In some areas it was REALLY hard to create a puzzle with just two words, so I created a series of "unfolding objects". So, for example there's a BOX, you look at the box and it says "LID LOCKED", but in so doing, it creates a LOCK. "UNLOCK BOX" will produce the words "LID OPENS", the box changes to "UNLOCKED BOX". Examine BOX will then spill out the contents onto the floor which can then be examined, and they will then change as you interact with them. In this way, I could create a few trickier puzzles, still using two words.

The puzzles

Because time was short, the two-word limit restrictive and the game's a treasure hunt, rather than a murder mystery, I made most of the puzzles simple "key and lock" puzzles, where sometimes the key might be "DIESEL" and the lock might be "GENERATOR", but it still opens the path up or down in a lift.

The opening graphics

When I put the game together, I played it through, and it took about 10 minutes once you know what to do, it's not a huge game. The minimal descriptions, small map and limited verb noun form of interaction really streamlinmed the search space for figuring things out. But the game wasn't impressive. I needed to do something to make it fun and interesting.

One of the days I was working on it, I turned on my PC, which goes through a laborious boot-up routine and thought how cool it would be if the game did that. So I tried to create an animated computer "switch-on" graphic and hit a brick wall.

Adventuron is browser-based, and it's immensely clever, but ultimately relies on the browser to render its text. Adventuron sends the DIVs full of text to the browser, which shows them. To create animated text didn't seem possible. I spoke to Chris and he confirmed that it wasn't possible. Dejected, I gave up.

Then I hit upon an idea: "What if the screen was redrawn each time?". Chris had said something about how the buffer was flushed when the text had finished writing. I drew some text, put in a pause, then blanked the screen, and drew the same text again, with a few more words, then paused, blanked, and repeated about 4 times. The result was a gorgeous flickerbook like animation of the text drawing on the screen!

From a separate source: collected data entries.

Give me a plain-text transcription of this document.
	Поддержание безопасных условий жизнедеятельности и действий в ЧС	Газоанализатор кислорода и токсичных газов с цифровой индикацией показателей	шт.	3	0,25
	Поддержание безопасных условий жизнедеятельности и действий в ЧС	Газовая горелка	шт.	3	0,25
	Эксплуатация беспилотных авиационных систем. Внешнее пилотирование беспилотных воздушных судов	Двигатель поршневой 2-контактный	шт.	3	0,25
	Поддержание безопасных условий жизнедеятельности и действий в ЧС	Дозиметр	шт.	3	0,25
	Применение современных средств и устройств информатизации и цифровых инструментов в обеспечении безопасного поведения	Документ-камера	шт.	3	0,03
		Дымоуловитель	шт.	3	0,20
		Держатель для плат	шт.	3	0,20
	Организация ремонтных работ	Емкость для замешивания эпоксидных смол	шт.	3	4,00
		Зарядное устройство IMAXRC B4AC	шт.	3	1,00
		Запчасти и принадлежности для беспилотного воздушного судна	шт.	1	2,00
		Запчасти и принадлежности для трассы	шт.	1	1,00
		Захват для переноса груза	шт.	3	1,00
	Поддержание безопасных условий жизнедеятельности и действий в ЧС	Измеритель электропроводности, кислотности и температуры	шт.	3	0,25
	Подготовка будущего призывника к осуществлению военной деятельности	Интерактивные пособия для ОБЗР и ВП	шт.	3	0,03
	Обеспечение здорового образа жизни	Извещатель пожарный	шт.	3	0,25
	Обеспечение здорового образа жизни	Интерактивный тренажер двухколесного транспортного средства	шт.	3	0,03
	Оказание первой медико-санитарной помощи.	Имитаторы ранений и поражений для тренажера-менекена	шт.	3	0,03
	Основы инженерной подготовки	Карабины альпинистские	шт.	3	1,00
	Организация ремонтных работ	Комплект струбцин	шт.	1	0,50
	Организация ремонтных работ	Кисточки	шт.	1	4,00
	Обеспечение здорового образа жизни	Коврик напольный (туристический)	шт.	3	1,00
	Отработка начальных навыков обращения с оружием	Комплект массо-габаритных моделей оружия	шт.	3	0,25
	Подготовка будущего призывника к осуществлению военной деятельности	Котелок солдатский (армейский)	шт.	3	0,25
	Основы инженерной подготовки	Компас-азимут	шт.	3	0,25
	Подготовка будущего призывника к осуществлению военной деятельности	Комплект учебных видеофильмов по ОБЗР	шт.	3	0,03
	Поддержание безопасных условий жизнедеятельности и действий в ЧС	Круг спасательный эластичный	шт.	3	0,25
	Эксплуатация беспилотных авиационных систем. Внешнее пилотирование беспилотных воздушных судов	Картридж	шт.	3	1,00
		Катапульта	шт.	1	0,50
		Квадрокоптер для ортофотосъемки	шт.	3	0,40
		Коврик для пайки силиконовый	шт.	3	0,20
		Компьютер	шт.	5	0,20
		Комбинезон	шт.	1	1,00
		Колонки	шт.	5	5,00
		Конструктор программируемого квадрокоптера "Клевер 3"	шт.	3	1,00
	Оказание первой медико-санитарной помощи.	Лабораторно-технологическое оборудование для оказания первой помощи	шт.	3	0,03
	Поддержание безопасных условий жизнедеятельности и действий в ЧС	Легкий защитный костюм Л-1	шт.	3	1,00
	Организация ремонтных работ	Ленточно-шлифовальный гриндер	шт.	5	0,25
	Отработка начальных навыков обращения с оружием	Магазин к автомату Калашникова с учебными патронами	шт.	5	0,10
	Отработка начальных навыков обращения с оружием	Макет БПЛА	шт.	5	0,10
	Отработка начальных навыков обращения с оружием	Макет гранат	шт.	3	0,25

So long as there wasn't too much graphically intensive, Adventuron's text routines were fast enough to fool the eye like a film strip. So I created some subroutines that built up some text row by row with pauses and screen-clears. I then created a spinning-cursor animation by (basically) redrawing the entire screen, but changing one character each time. Massively overkill, but necessary.

The result: It really does look like a PC booting! And the best bit: each row only has two words on it, which adheres to the game jam (sort of).

Reception

The game was generally well recieved. The opening graphical animation did it's job of drawing people into the game, and the easy puzzles made it a fun short game to play through. I think this one tied for first place in the game jam, which made be amazingly happy. Some of the other entries were just amazing, though. I think almost all of the games should really have won, if I'm honest. It was a tough brief, but fun to play with the constrictions.